Dierk Seidel

Aus der Reihe: Geschichten von oben

Es gibt Häuser, nicht viele, die höher sind als dieses, und dennoch sind es Geschichten von oben, die so kommen und gehen. Mal kurz, mal lang. Im Dämmerlicht. In der Morgensonne. In tiefster Nacht oder auch ganz zeitlos. Geschichten von oben.

Schön gemacht

Unser Mehrfamilienhaus ist ein sehr schönes Haus. Schön hoch, schöne Treppen, schöne Haustür, schöne Wohnung, schöne Bewohner:innen. Was allerdings nicht so schön ist, ist die Tatsache, dass dieses Haus viele Treppen hat. Geht man durch die Haustür hinein, muss man zuerst sieben Stufen hoch in den eigentlich Flur, wo die Briefkästen angebracht sind und in der Weihnachtszeit der Weihnachtsbaum steht. Möchte man nach ganz nach oben, sind es 82 Stufen. Hoch aufs Dach sind es nochmal acht Stufen. Von unten aus dem Eingangsbereich sind 15 Stufen in den Keller und möchte man vom Eingangsbereich in den Innenhof, wo sich die Mülltonnen befinden, sind es nochmal acht Stufen.
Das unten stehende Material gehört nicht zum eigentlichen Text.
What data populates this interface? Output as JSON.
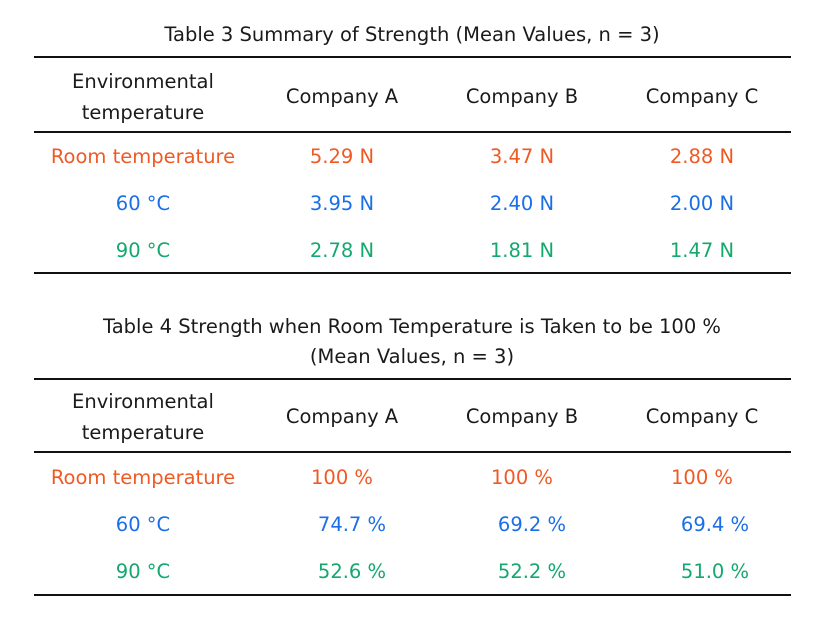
{
  "table3": {
    "caption": "Table 3 Summary of Strength (Mean Values, n = 3)",
    "columns": [
      "Environmental temperature",
      "Company A",
      "Company B",
      "Company C"
    ],
    "header_line1": "Environmental",
    "header_line2": "temperature",
    "rows": [
      {
        "label": "Room temperature",
        "values": [
          "5.29 N",
          "3.47 N",
          "2.88 N"
        ],
        "color": "#ef5a24"
      },
      {
        "label": "60 °C",
        "values": [
          "3.95 N",
          "2.40 N",
          "2.00 N"
        ],
        "color": "#1a6fe8"
      },
      {
        "label": "90 °C",
        "values": [
          "2.78 N",
          "1.81 N",
          "1.47 N"
        ],
        "color": "#14a86e"
      }
    ]
  },
  "table4": {
    "caption_line1": "Table 4 Strength when Room Temperature is Taken to be 100 %",
    "caption_line2": "(Mean Values, n = 3)",
    "columns": [
      "Environmental temperature",
      "Company A",
      "Company B",
      "Company C"
    ],
    "header_line1": "Environmental",
    "header_line2": "temperature",
    "rows": [
      {
        "label": "Room temperature",
        "values": [
          "100 %",
          "100 %",
          "100 %"
        ],
        "color": "#ef5a24"
      },
      {
        "label": "60 °C",
        "values": [
          "74.7 %",
          "69.2 %",
          "69.4 %"
        ],
        "color": "#1a6fe8"
      },
      {
        "label": "90 °C",
        "values": [
          "52.6 %",
          "52.2 %",
          "51.0 %"
        ],
        "color": "#14a86e"
      }
    ]
  }
}
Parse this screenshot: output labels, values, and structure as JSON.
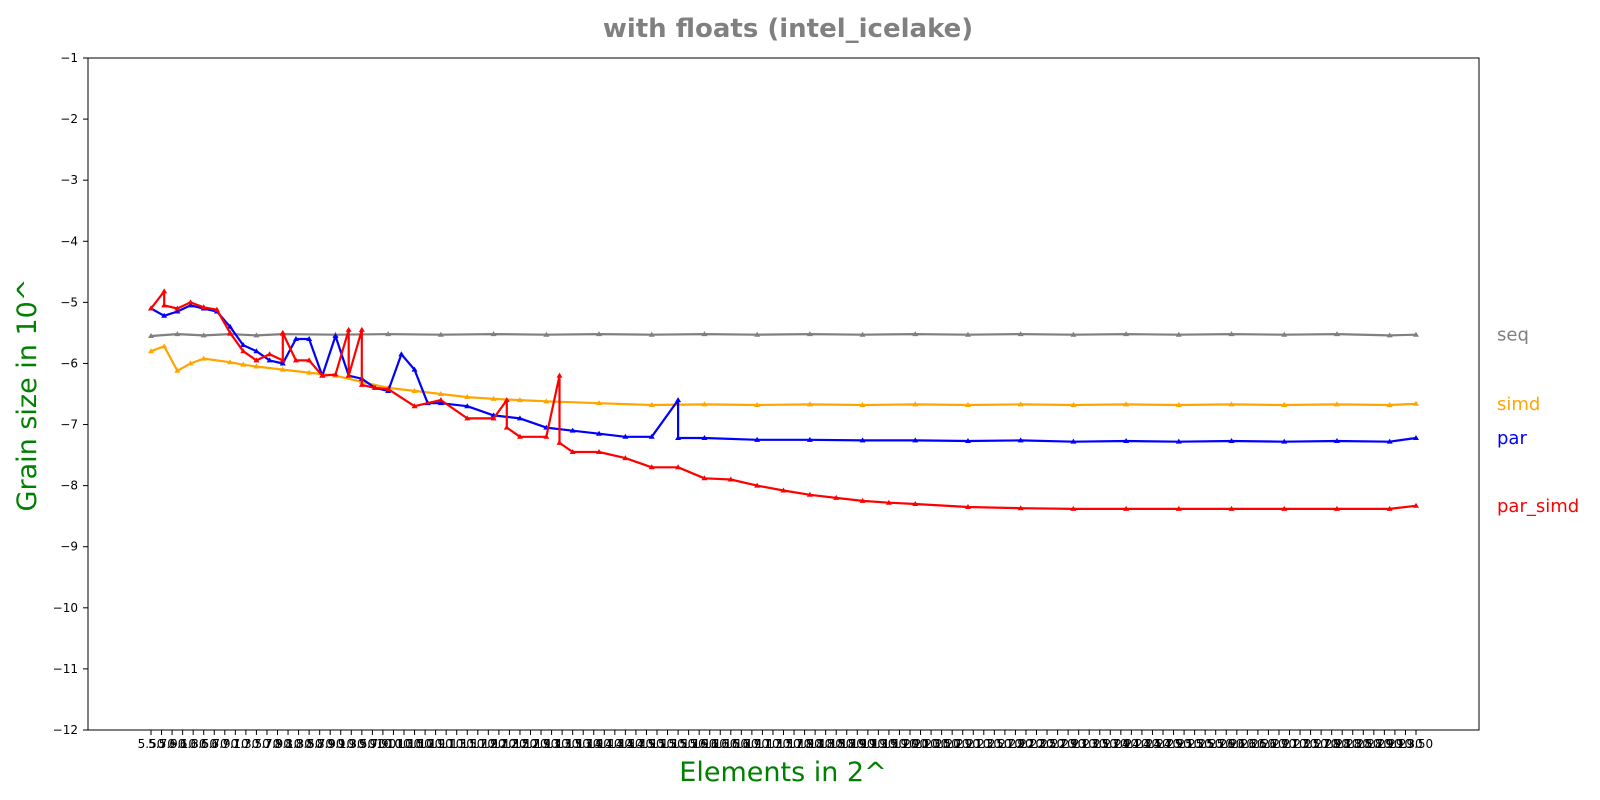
{
  "chart_data": {
    "type": "line",
    "title": "with floats  (intel_icelake)",
    "xlabel": "Elements in 2^",
    "ylabel": "Grain size in 10^",
    "xlim": [
      5.5,
      29.5
    ],
    "ylim": [
      -12,
      -1
    ],
    "y_ticks": [
      -12,
      -11,
      -10,
      -9,
      -8,
      -7,
      -6,
      -5,
      -4,
      -3,
      -2,
      -1
    ],
    "x_tick_step": 0.2,
    "grid": false,
    "legend": "series labels at right end of lines",
    "colors": {
      "title": "#808080",
      "axis_labels": "#008000",
      "seq": "#808080",
      "simd": "#ffa500",
      "par": "#0000ff",
      "par_simd": "#ff0000"
    },
    "series": [
      {
        "name": "seq",
        "color": "#808080",
        "points": [
          [
            5.5,
            -5.55
          ],
          [
            6.0,
            -5.52
          ],
          [
            6.5,
            -5.54
          ],
          [
            7.0,
            -5.52
          ],
          [
            7.5,
            -5.54
          ],
          [
            8.0,
            -5.52
          ],
          [
            9.0,
            -5.53
          ],
          [
            10.0,
            -5.52
          ],
          [
            11.0,
            -5.53
          ],
          [
            12.0,
            -5.52
          ],
          [
            13.0,
            -5.53
          ],
          [
            14.0,
            -5.52
          ],
          [
            15.0,
            -5.53
          ],
          [
            16.0,
            -5.52
          ],
          [
            17.0,
            -5.53
          ],
          [
            18.0,
            -5.52
          ],
          [
            19.0,
            -5.53
          ],
          [
            20.0,
            -5.52
          ],
          [
            21.0,
            -5.53
          ],
          [
            22.0,
            -5.52
          ],
          [
            23.0,
            -5.53
          ],
          [
            24.0,
            -5.52
          ],
          [
            25.0,
            -5.53
          ],
          [
            26.0,
            -5.52
          ],
          [
            27.0,
            -5.53
          ],
          [
            28.0,
            -5.52
          ],
          [
            29.0,
            -5.54
          ],
          [
            29.5,
            -5.53
          ]
        ]
      },
      {
        "name": "simd",
        "color": "#ffa500",
        "points": [
          [
            5.5,
            -5.8
          ],
          [
            5.75,
            -5.72
          ],
          [
            6.0,
            -6.12
          ],
          [
            6.25,
            -6.0
          ],
          [
            6.5,
            -5.92
          ],
          [
            7.0,
            -5.98
          ],
          [
            7.25,
            -6.02
          ],
          [
            7.5,
            -6.05
          ],
          [
            8.0,
            -6.1
          ],
          [
            8.5,
            -6.15
          ],
          [
            9.0,
            -6.2
          ],
          [
            9.5,
            -6.3
          ],
          [
            10.0,
            -6.4
          ],
          [
            10.5,
            -6.45
          ],
          [
            11.0,
            -6.5
          ],
          [
            11.5,
            -6.55
          ],
          [
            12.0,
            -6.58
          ],
          [
            12.5,
            -6.6
          ],
          [
            13.0,
            -6.62
          ],
          [
            14.0,
            -6.65
          ],
          [
            15.0,
            -6.68
          ],
          [
            16.0,
            -6.67
          ],
          [
            17.0,
            -6.68
          ],
          [
            18.0,
            -6.67
          ],
          [
            19.0,
            -6.68
          ],
          [
            20.0,
            -6.67
          ],
          [
            21.0,
            -6.68
          ],
          [
            22.0,
            -6.67
          ],
          [
            23.0,
            -6.68
          ],
          [
            24.0,
            -6.67
          ],
          [
            25.0,
            -6.68
          ],
          [
            26.0,
            -6.67
          ],
          [
            27.0,
            -6.68
          ],
          [
            28.0,
            -6.67
          ],
          [
            29.0,
            -6.68
          ],
          [
            29.5,
            -6.66
          ]
        ]
      },
      {
        "name": "par",
        "color": "#0000ff",
        "points": [
          [
            5.5,
            -5.1
          ],
          [
            5.75,
            -5.22
          ],
          [
            6.0,
            -5.15
          ],
          [
            6.25,
            -5.05
          ],
          [
            6.5,
            -5.1
          ],
          [
            6.75,
            -5.15
          ],
          [
            7.0,
            -5.4
          ],
          [
            7.25,
            -5.7
          ],
          [
            7.5,
            -5.8
          ],
          [
            7.75,
            -5.95
          ],
          [
            8.0,
            -6.0
          ],
          [
            8.25,
            -5.6
          ],
          [
            8.5,
            -5.6
          ],
          [
            8.75,
            -6.2
          ],
          [
            9.0,
            -5.55
          ],
          [
            9.25,
            -6.2
          ],
          [
            9.5,
            -6.25
          ],
          [
            9.75,
            -6.4
          ],
          [
            10.0,
            -6.45
          ],
          [
            10.25,
            -5.85
          ],
          [
            10.5,
            -6.1
          ],
          [
            10.75,
            -6.65
          ],
          [
            11.0,
            -6.65
          ],
          [
            11.5,
            -6.7
          ],
          [
            12.0,
            -6.85
          ],
          [
            12.5,
            -6.9
          ],
          [
            13.0,
            -7.05
          ],
          [
            13.5,
            -7.1
          ],
          [
            14.0,
            -7.15
          ],
          [
            14.5,
            -7.2
          ],
          [
            15.0,
            -7.2
          ],
          [
            15.5,
            -6.6
          ],
          [
            15.5,
            -7.22
          ],
          [
            16.0,
            -7.22
          ],
          [
            17.0,
            -7.25
          ],
          [
            18.0,
            -7.25
          ],
          [
            19.0,
            -7.26
          ],
          [
            20.0,
            -7.26
          ],
          [
            21.0,
            -7.27
          ],
          [
            22.0,
            -7.26
          ],
          [
            23.0,
            -7.28
          ],
          [
            24.0,
            -7.27
          ],
          [
            25.0,
            -7.28
          ],
          [
            26.0,
            -7.27
          ],
          [
            27.0,
            -7.28
          ],
          [
            28.0,
            -7.27
          ],
          [
            29.0,
            -7.28
          ],
          [
            29.5,
            -7.22
          ]
        ]
      },
      {
        "name": "par_simd",
        "color": "#ff0000",
        "points": [
          [
            5.5,
            -5.1
          ],
          [
            5.75,
            -4.82
          ],
          [
            5.75,
            -5.05
          ],
          [
            6.0,
            -5.1
          ],
          [
            6.25,
            -5.0
          ],
          [
            6.5,
            -5.08
          ],
          [
            6.75,
            -5.12
          ],
          [
            7.0,
            -5.5
          ],
          [
            7.25,
            -5.8
          ],
          [
            7.5,
            -5.95
          ],
          [
            7.75,
            -5.85
          ],
          [
            8.0,
            -5.95
          ],
          [
            8.0,
            -5.5
          ],
          [
            8.25,
            -5.95
          ],
          [
            8.5,
            -5.95
          ],
          [
            8.75,
            -6.2
          ],
          [
            9.0,
            -6.18
          ],
          [
            9.25,
            -5.45
          ],
          [
            9.25,
            -6.2
          ],
          [
            9.5,
            -5.45
          ],
          [
            9.5,
            -6.35
          ],
          [
            9.75,
            -6.4
          ],
          [
            10.0,
            -6.42
          ],
          [
            10.5,
            -6.7
          ],
          [
            11.0,
            -6.6
          ],
          [
            11.5,
            -6.9
          ],
          [
            12.0,
            -6.9
          ],
          [
            12.25,
            -6.6
          ],
          [
            12.25,
            -7.05
          ],
          [
            12.5,
            -7.2
          ],
          [
            13.0,
            -7.2
          ],
          [
            13.25,
            -6.2
          ],
          [
            13.25,
            -7.3
          ],
          [
            13.5,
            -7.45
          ],
          [
            14.0,
            -7.45
          ],
          [
            14.5,
            -7.55
          ],
          [
            15.0,
            -7.7
          ],
          [
            15.5,
            -7.7
          ],
          [
            16.0,
            -7.88
          ],
          [
            16.5,
            -7.9
          ],
          [
            17.0,
            -8.0
          ],
          [
            17.5,
            -8.08
          ],
          [
            18.0,
            -8.15
          ],
          [
            18.5,
            -8.2
          ],
          [
            19.0,
            -8.25
          ],
          [
            19.5,
            -8.28
          ],
          [
            20.0,
            -8.3
          ],
          [
            21.0,
            -8.35
          ],
          [
            22.0,
            -8.37
          ],
          [
            23.0,
            -8.38
          ],
          [
            24.0,
            -8.38
          ],
          [
            25.0,
            -8.38
          ],
          [
            26.0,
            -8.38
          ],
          [
            27.0,
            -8.38
          ],
          [
            28.0,
            -8.38
          ],
          [
            29.0,
            -8.38
          ],
          [
            29.5,
            -8.33
          ]
        ]
      }
    ]
  }
}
Letzteres ist nervig und zeitweise ein Problem. Müssen die Mülltonnen vorne an die Straße, bedeutet das, dass sie acht Stufen hoch in den Eingangsbereich müssen und dann sieben Stufen runter, um zur Haustür zu gelangen. Und schlussendlich sind es dann nochmal zwei Stufen bis zum Bürgersteig.

Komfortabel für uns Bewohner:innen, gibt es einen Mann, der regelmäßig die Mülltonnen nach vorne bringt. Doch eines Tages war er nicht mehr da. Kurzfristig sprang ich ein. Aber es brauchte ein System. Es soll keinen Durchzug geben, außerdem soll der Hauseingang ja nicht zu lange geöffnet sein, ohne dass jemand aufpasst. Es ist ja schließlich eine richtig, richtig, richtig, richtig gefährliche Gegend hier.

Also alle Mülltonnen erstmal in den Eingangsbereich tragen. Tragen ist wesentlich angenehmer als die Treppen hochpoltern. Tonnen sammeln, Tür zum Innenhof verschließen. Haustür aufsperren und Tonnen raustragen. Am nächsten Tag alles wieder zurück. Erstaunlich, leer sind sie gar nicht so viel leichter.

Am Wochenende drauf kam wieder der Anruf:

„Können Sie nochmal einspringen?“

„Klar, kein Problem.“

Es ist nicht so, dass ich unbedingt gerne Mülltonnen durch die Gegend trage, aber gerade in Zeiten von Homeoffice und ohnehin wenig Abwechslung sind es willkommene zehn Minuten in der Woche, die man mit Aktivität verbringt.
Die Woche drauf kam kein Anruf, aber ich erfüllte dennoch meine Aufgabe und die Woche danach auch. Und danach auch und auch die Woche danach.

Zwischendrin gab es dann Gespräche:

„Gut, dass sie das machen. Wir anderen können das ja nicht. Und immer so leise.“

„Das ist kein Problem. Aber, ich betone, ich möchte keinem was wegnehmen.“

„Nein, nein, so ist das ja auch gar nicht.“

Ein Feiertagswochenende lag an, ein mittlerweile routinierter Blick auf den Abfuhrplan zeigte mir, dass ich noch einen Tag Luft habe, als das Telefon klingelte.

„Er ist wieder da. Wir brauchen Sie nicht mehr.“

„Danke für die Info, das ist ja so auch besser so. So ist ja alles wie immer, wie gut, wollte ja keinem was wegnehmen“, sagte ich und legte auf.

Betrübt setzte ich mich auf das Wohnzimmersofa. Am nächsten Tag sitze ich immer noch betrübt auf dem Sofa und frage ich mich, ob er auch alles richtig macht.